The professor humors him but asks one important question: “Do you have [Salinger’s] permission?” Jamie gets nowhere writing letters to publishing companies and anyone else who might know how to reach the reclusive author. So after some jocks ransack his room for fun, Jamie decides he’s endured enough and quits school to seek out Salinger in person, with only a broad clue about where he lives. When Deedee (Stefania Owen, “Krampus”), a student at a sister school who has a crush on Jamie, hears about his plan, she offers to drive him. Her motive, however, isn’t pure; she tells Jamie that she likes an adventure, but really she just wants to persuade him to go back to school.

“Coming Through the Rye” is reportedly based on Sadwith’s own high-school experience, and the results are pleasantly mellow but not without flaws: The director draws Jamie with a few too many parallels to Holden, including his red hunting cap, his isolation and even a line in which Jamie declares his school “full of mean guys and phonies.”

At the beginning of the film, Jamie breaks the fourth wall a couple of times to address the audience; that tack then disappears for the remainder of the story. And as far as the strenuously magical, sun-drenched romp that Jamie and Deedee take through a field of blowing dandelions, well, maybe you’re the kind of person who wouldn’t regard that as a weakness.

It’s no spoiler to say that Jamie does find Salinger (Chris Cooper) after a frustrating search; the locals are protective of the writer, with one man telling him, “Nobody finds him, nobody talks to him, nobody gets to him.” Getting to him, though, isn’t the same as getting through to him, as Jamie finds out. “Coming Through the Rye” is therefore not really about the hunt, but rather about the universal experience of feeling a kinship with an artist who touches you. (“I just feel like, when I meet him, he’ll know me,” Jamie says.) It also speaks to the axiom about meeting your heroes.

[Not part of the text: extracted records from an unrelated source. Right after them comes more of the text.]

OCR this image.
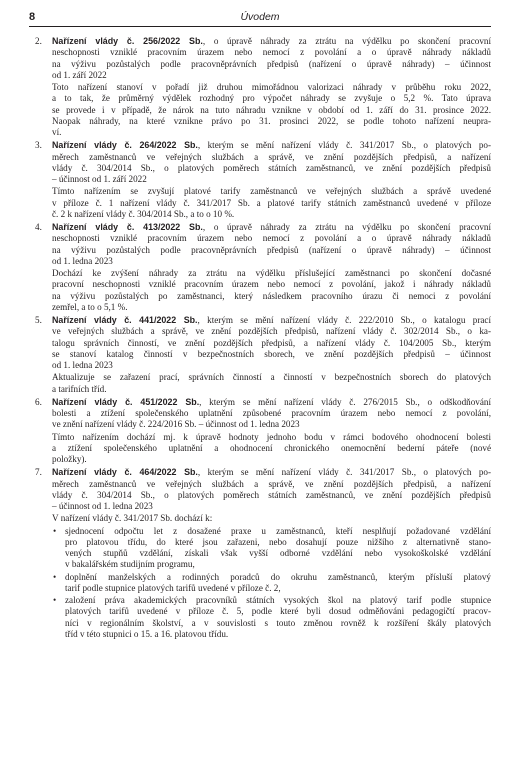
8	Úvodem
2. Nařízení vlády č. 256/2022 Sb., o úpravě náhrady za ztrátu na výdělku po skončení pracovní
neschopnosti vzniklé pracovním úrazem nebo nemocí z povolání a o úpravě náhrady nákladů
na výživu pozůstalých podle pracovněprávních předpisů (nařízení o úpravě náhrady) – účinnost
od 1. září 2022
Toto nařízení stanoví v pořadí již druhou mimořádnou valorizaci náhrady v průběhu roku 2022,
a to tak, že průměrný výdělek rozhodný pro výpočet náhrady se zvyšuje o 5,2 %. Tato úprava
se provede i v případě, že nárok na tuto náhradu vznikne v období od 1. září do 31. prosince 2022.
Naopak náhrady, na které vznikne právo po 31. prosinci 2022, se podle tohoto nařízení neupra-
ví.
3. Nařízení vlády č. 264/2022 Sb., kterým se mění nařízení vlády č. 341/2017 Sb., o platových po-
měrech zaměstnanců ve veřejných službách a správě, ve znění pozdějších předpisů, a nařízení
vlády č. 304/2014 Sb., o platových poměrech státních zaměstnanců, ve znění pozdějších předpisů
– účinnost od 1. září 2022
Tímto nařízením se zvyšují platové tarify zaměstnanců ve veřejných službách a správě uvedené
v příloze č. 1 nařízení vlády č. 341/2017 Sb. a platové tarify státních zaměstnanců uvedené v příloze
č. 2 k nařízení vlády č. 304/2014 Sb., a to o 10 %.
4. Nařízení vlády č. 413/2022 Sb., o úpravě náhrady za ztrátu na výdělku po skončení pracovní
neschopnosti vzniklé pracovním úrazem nebo nemocí z povolání a o úpravě náhrady nákladů
na výživu pozůstalých podle pracovněprávních předpisů (nařízení o úpravě náhrady) – účinnost
od 1. ledna 2023
Dochází ke zvýšení náhrady za ztrátu na výdělku příslušející zaměstnanci po skončení dočasné
pracovní neschopnosti vzniklé pracovním úrazem nebo nemocí z povolání, jakož i náhrady nákladů
na výživu pozůstalých po zaměstnanci, který následkem pracovního úrazu či nemoci z povolání
zemřel, a to o 5,1 %.
5. Nařízení vlády č. 441/2022 Sb., kterým se mění nařízení vlády č. 222/2010 Sb., o katalogu prací
ve veřejných službách a správě, ve znění pozdějších předpisů, nařízení vlády č. 302/2014 Sb., o ka-
talogu správních činností, ve znění pozdějších předpisů, a nařízení vlády č. 104/2005 Sb., kterým
se stanoví katalog činností v bezpečnostních sborech, ve znění pozdějších předpisů – účinnost
od 1. ledna 2023
Aktualizuje se zařazení prací, správních činností a činností v bezpečnostních sborech do platových
a tarifních tříd.
6. Nařízení vlády č. 451/2022 Sb., kterým se mění nařízení vlády č. 276/2015 Sb., o odškodňování
bolesti a ztížení společenského uplatnění způsobené pracovním úrazem nebo nemocí z povolání,
ve znění nařízení vlády č. 224/2016 Sb. – účinnost od 1. ledna 2023
Tímto nařízením dochází mj. k úpravě hodnoty jednoho bodu v rámci bodového ohodnocení bolesti
a ztížení společenského uplatnění a ohodnocení chronického onemocnění bederní páteře (nové
položky).
7. Nařízení vlády č. 464/2022 Sb., kterým se mění nařízení vlády č. 341/2017 Sb., o platových po-
měrech zaměstnanců ve veřejných službách a správě, ve znění pozdějších předpisů, a nařízení
vlády č. 304/2014 Sb., o platových poměrech státních zaměstnanců, ve znění pozdějších předpisů
– účinnost od 1. ledna 2023
V nařízení vlády č. 341/2017 Sb. dochází k:
• sjednocení odpočtu let z dosažené praxe u zaměstnanců, kteří nesplňují požadované vzdělání
pro platovou třídu, do které jsou zařazeni, nebo dosahují pouze nižšího z alternativně stano-
vených stupňů vzdělání, získali však vyšší odborné vzdělání nebo vysokoškolské vzdělání
v bakalářském studijním programu,
• doplnění manželských a rodinných poradců do okruhu zaměstnanců, kterým přísluší platový
tarif podle stupnice platových tarifů uvedené v příloze č. 2,
• založení práva akademických pracovníků státních vysokých škol na platový tarif podle stupnice
platových tarifů uvedené v příloze č. 5, podle které byli dosud odměňováni pedagogičtí pracov-
níci v regionálním školství, a v souvislosti s touto změnou rovněž k rozšíření škály platových
tříd v této stupnici o 15. a 16. platovou třídu.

Other themes include grief, the confusion of first loves and the compulsion to create, along with its attendant feeling of ownership and protectiveness of your characters. Jamie’s slavishness to Salinger’s words in his play aren’t good enough for the writer: “These are my children,” he says. “They belong to me.” Sadwith gets these details right — Salinger was a recluse until his death in 2010, and he never gave up the rights for his novel to be adapted in any way.

Despite its missteps, “Coming Through the Rye” is a sweet and inviting road trip, taking place in the colorful fall and accompanied by an indie soundtrack that lulls. It’s also a trip back in time, offering the now-archaic sound of a typewriter’s taps and the quaintness of a period in which a man and woman had to be married to secure a motel room. The fledgling relationship between Jamie and Deedee is touching, too, with both actors giving natural if not outstanding performances.

There’s no exciting payoff here, but lessons are learned, both from the book and from the reality that surrounds it.